My job succeeds with no error but when I query the table, its empty
The CSV is a single column with no header
The table has a single column, record_id
SELECT TOP 1000 [record_id]
FROM
[h3-glue-db].[dbo].[h3_load]
Here's the job script
import sys
from awsglue.transforms import *
from awsglue.utils import getResolvedOptions
from pyspark.context import SparkContext
from awsglue.context import GlueContext
from awsglue.job import Job
args = getResolvedOptions(sys.argv, ["JOB_NAME"])
sc = SparkContext()
glueContext = GlueContext(sc)
spark = glueContext.spark_session
job = Job(glueContext)
job.init(args["JOB_NAME"], args)
# Script generated for node S3 bucket
S3bucket_node1 = glueContext.create_dynamic_frame.from_options(
format_options={
"quoteChar": '"',
"withHeader": False,
"separator": ",",
"optimizePerformance": False,
},
connection_type="s3",
format="csv",
connection_options={"paths": ["s3://h3-public/testfile2.csv"]},
transformation_ctx="S3bucket_node1",
)
# Script generated for node ApplyMapping
ApplyMapping_node2 = ApplyMapping.apply(
frame=S3bucket_node1, mappings=[("col0", "string", "record_id", "string")], transformation_ctx="ApplyMapping_node2"
)
# Script generated for node SQL Server table
SQLServertable_node3 = glueContext.write_dynamic_frame.from_catalog(
frame=ApplyMapping_node2,
database="h3-sql-database",
table_name="h3_glue_db_dbo_h3_load",
transformation_ctx="SQLServertable_node3",
)
job.commit()
Have you verified if the S3 endpoint to the file is correct?
Have you done a ApplyMapping_node2.show() to make sure it has data loaded and the mapping was correctly applied?
vtjean Yes the endpoint is correct, I verified
Gonzalo Herreros ApplyMapping_node2.show() does not display anything, does that mean it is not mapping?
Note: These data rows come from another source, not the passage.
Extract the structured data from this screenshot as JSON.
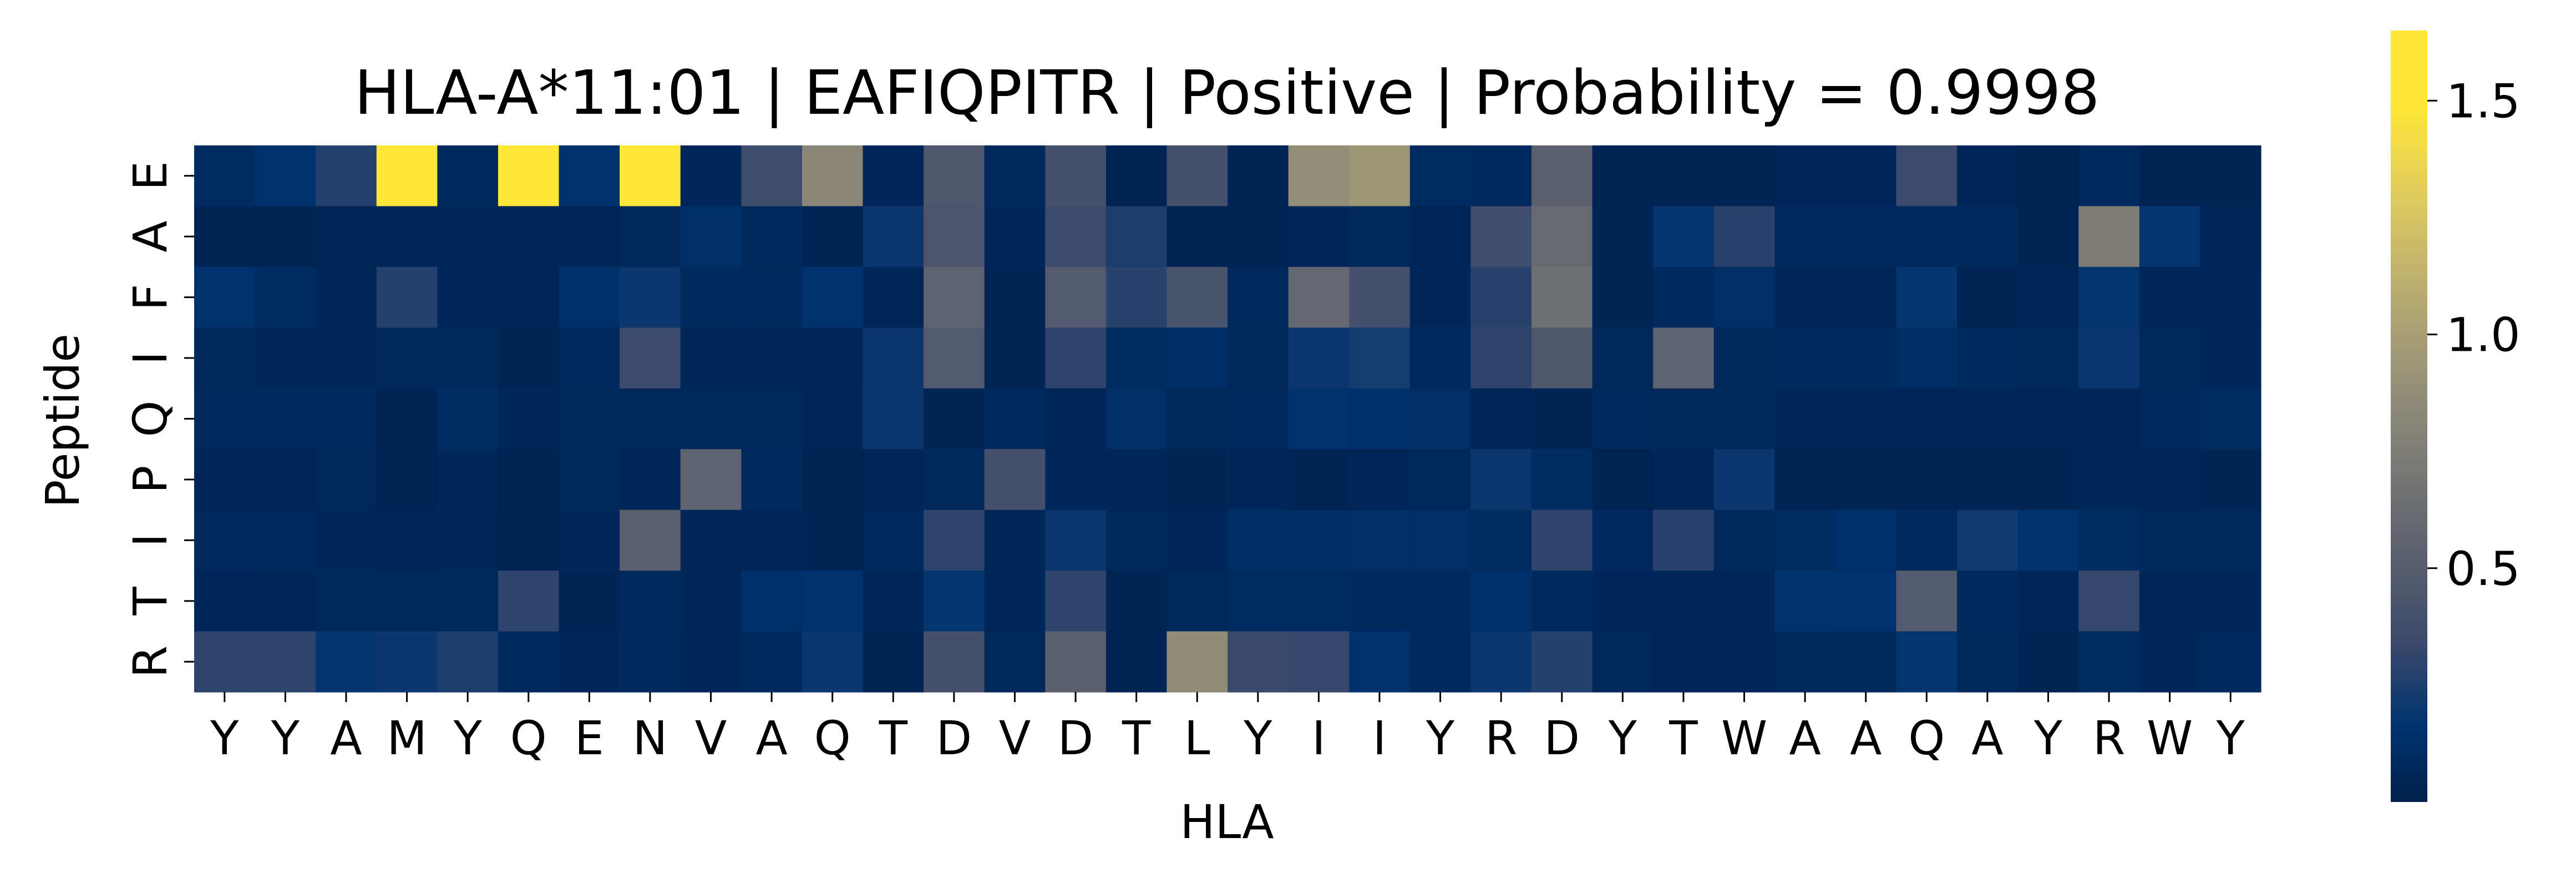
{
  "chart_data": {
    "type": "heatmap",
    "title": "HLA-A*11:01 | EAFIQPITR | Positive | Probability = 0.9998",
    "xlabel": "HLA",
    "ylabel": "Peptide",
    "x_categories": [
      "Y",
      "Y",
      "A",
      "M",
      "Y",
      "Q",
      "E",
      "N",
      "V",
      "A",
      "Q",
      "T",
      "D",
      "V",
      "D",
      "T",
      "L",
      "Y",
      "I",
      "I",
      "Y",
      "R",
      "D",
      "Y",
      "T",
      "W",
      "A",
      "A",
      "Q",
      "A",
      "Y",
      "R",
      "W",
      "Y"
    ],
    "y_categories": [
      "E",
      "A",
      "F",
      "I",
      "Q",
      "P",
      "I",
      "T",
      "R"
    ],
    "values": [
      [
        0.1,
        0.15,
        0.27,
        1.65,
        0.08,
        1.65,
        0.15,
        1.65,
        0.05,
        0.36,
        0.82,
        0.05,
        0.45,
        0.07,
        0.4,
        0.03,
        0.4,
        0.04,
        0.88,
        0.93,
        0.1,
        0.08,
        0.52,
        0.04,
        0.04,
        0.03,
        0.06,
        0.06,
        0.35,
        0.05,
        0.03,
        0.08,
        0.03,
        0.04
      ],
      [
        0.04,
        0.04,
        0.05,
        0.06,
        0.06,
        0.05,
        0.05,
        0.07,
        0.13,
        0.08,
        0.04,
        0.2,
        0.43,
        0.06,
        0.35,
        0.25,
        0.03,
        0.03,
        0.05,
        0.07,
        0.05,
        0.37,
        0.6,
        0.04,
        0.18,
        0.28,
        0.09,
        0.09,
        0.09,
        0.09,
        0.04,
        0.75,
        0.18,
        0.05
      ],
      [
        0.15,
        0.1,
        0.05,
        0.27,
        0.06,
        0.05,
        0.14,
        0.2,
        0.08,
        0.08,
        0.15,
        0.06,
        0.55,
        0.04,
        0.48,
        0.28,
        0.42,
        0.08,
        0.58,
        0.4,
        0.06,
        0.28,
        0.65,
        0.04,
        0.08,
        0.13,
        0.05,
        0.05,
        0.18,
        0.03,
        0.05,
        0.18,
        0.06,
        0.06
      ],
      [
        0.07,
        0.06,
        0.06,
        0.07,
        0.07,
        0.04,
        0.08,
        0.35,
        0.06,
        0.06,
        0.05,
        0.2,
        0.48,
        0.04,
        0.3,
        0.1,
        0.11,
        0.07,
        0.2,
        0.23,
        0.08,
        0.3,
        0.45,
        0.07,
        0.55,
        0.07,
        0.08,
        0.09,
        0.11,
        0.08,
        0.07,
        0.2,
        0.07,
        0.06
      ],
      [
        0.08,
        0.08,
        0.08,
        0.04,
        0.1,
        0.06,
        0.07,
        0.07,
        0.07,
        0.07,
        0.06,
        0.2,
        0.04,
        0.09,
        0.05,
        0.12,
        0.07,
        0.08,
        0.15,
        0.14,
        0.12,
        0.05,
        0.04,
        0.08,
        0.07,
        0.07,
        0.06,
        0.06,
        0.05,
        0.05,
        0.05,
        0.05,
        0.08,
        0.1
      ],
      [
        0.05,
        0.05,
        0.07,
        0.03,
        0.06,
        0.03,
        0.07,
        0.06,
        0.55,
        0.09,
        0.03,
        0.05,
        0.07,
        0.4,
        0.06,
        0.06,
        0.04,
        0.06,
        0.04,
        0.05,
        0.07,
        0.2,
        0.1,
        0.03,
        0.05,
        0.2,
        0.04,
        0.04,
        0.03,
        0.04,
        0.04,
        0.06,
        0.05,
        0.04
      ],
      [
        0.09,
        0.08,
        0.06,
        0.05,
        0.06,
        0.04,
        0.06,
        0.52,
        0.06,
        0.06,
        0.04,
        0.08,
        0.3,
        0.06,
        0.2,
        0.07,
        0.05,
        0.11,
        0.11,
        0.12,
        0.12,
        0.1,
        0.3,
        0.09,
        0.28,
        0.07,
        0.1,
        0.14,
        0.08,
        0.22,
        0.16,
        0.1,
        0.07,
        0.07
      ],
      [
        0.06,
        0.06,
        0.07,
        0.07,
        0.07,
        0.3,
        0.04,
        0.09,
        0.06,
        0.14,
        0.16,
        0.06,
        0.18,
        0.06,
        0.3,
        0.04,
        0.07,
        0.1,
        0.1,
        0.09,
        0.08,
        0.14,
        0.09,
        0.06,
        0.06,
        0.06,
        0.16,
        0.15,
        0.48,
        0.08,
        0.06,
        0.32,
        0.06,
        0.06
      ],
      [
        0.3,
        0.3,
        0.18,
        0.2,
        0.25,
        0.09,
        0.06,
        0.08,
        0.05,
        0.08,
        0.2,
        0.04,
        0.4,
        0.07,
        0.52,
        0.04,
        0.86,
        0.33,
        0.32,
        0.16,
        0.08,
        0.2,
        0.27,
        0.07,
        0.05,
        0.05,
        0.07,
        0.07,
        0.18,
        0.07,
        0.04,
        0.1,
        0.06,
        0.08
      ]
    ],
    "vmin": 0.0,
    "vmax": 1.65,
    "colormap": "cividis",
    "colorbar_ticks": [
      0.5,
      1.0,
      1.5
    ],
    "colorbar_tick_labels": [
      "0.5",
      "1.0",
      "1.5"
    ],
    "grid": false,
    "colorbar_placement": "right"
  }
}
I put the statement after the 23/05/22 16:01:18 WARN main: End - .show() below
23/05/22 16:01:23 INFO DAGScheduler: Job 0 finished: save at JDBCUtils.scala:897, took 0.020324 s 23/05/22 16:01:19 INFO GlueContext: The DataSink in action for the given format/connectionType (sqlserver) is com.amazonaws.services.glue.sinks.SQLServerDataSink 23/05/22 16:01:19 INFO GlueContext: Glue secret manager integration: secretId is not provided. 23/05/22 16:01:19 INFO GlueContext: Using location: h3-glue-db.dbo.h3_load 23/05/22 16:01:19 INFO GlueContext: getCatalogSink: catalogId: null, nameSpace: h3-sql-database, tableName: h3_glue_db_dbo_h3_load, isRegisteredWithLF: false 23/05/22 16:01:18 WARN main: End - .show() 23/05/22 16:01:17 WARN main: Start - .show() 23/05/22 16:01:16 INFO GlueContext: The DataSource in action : com.amazonaws.services.glue.HadoopDataSource 23/05/22 16:01:15 INFO GlueContext: Glue secret manager integration: secretId is not provided. 23/05/22 16:01:14 INFO GlueContext: GlueMetrics configured and enabled 23/05/22 16:01:12 INFO Utils: Successfully started service 'sparkDriver' on port 44775.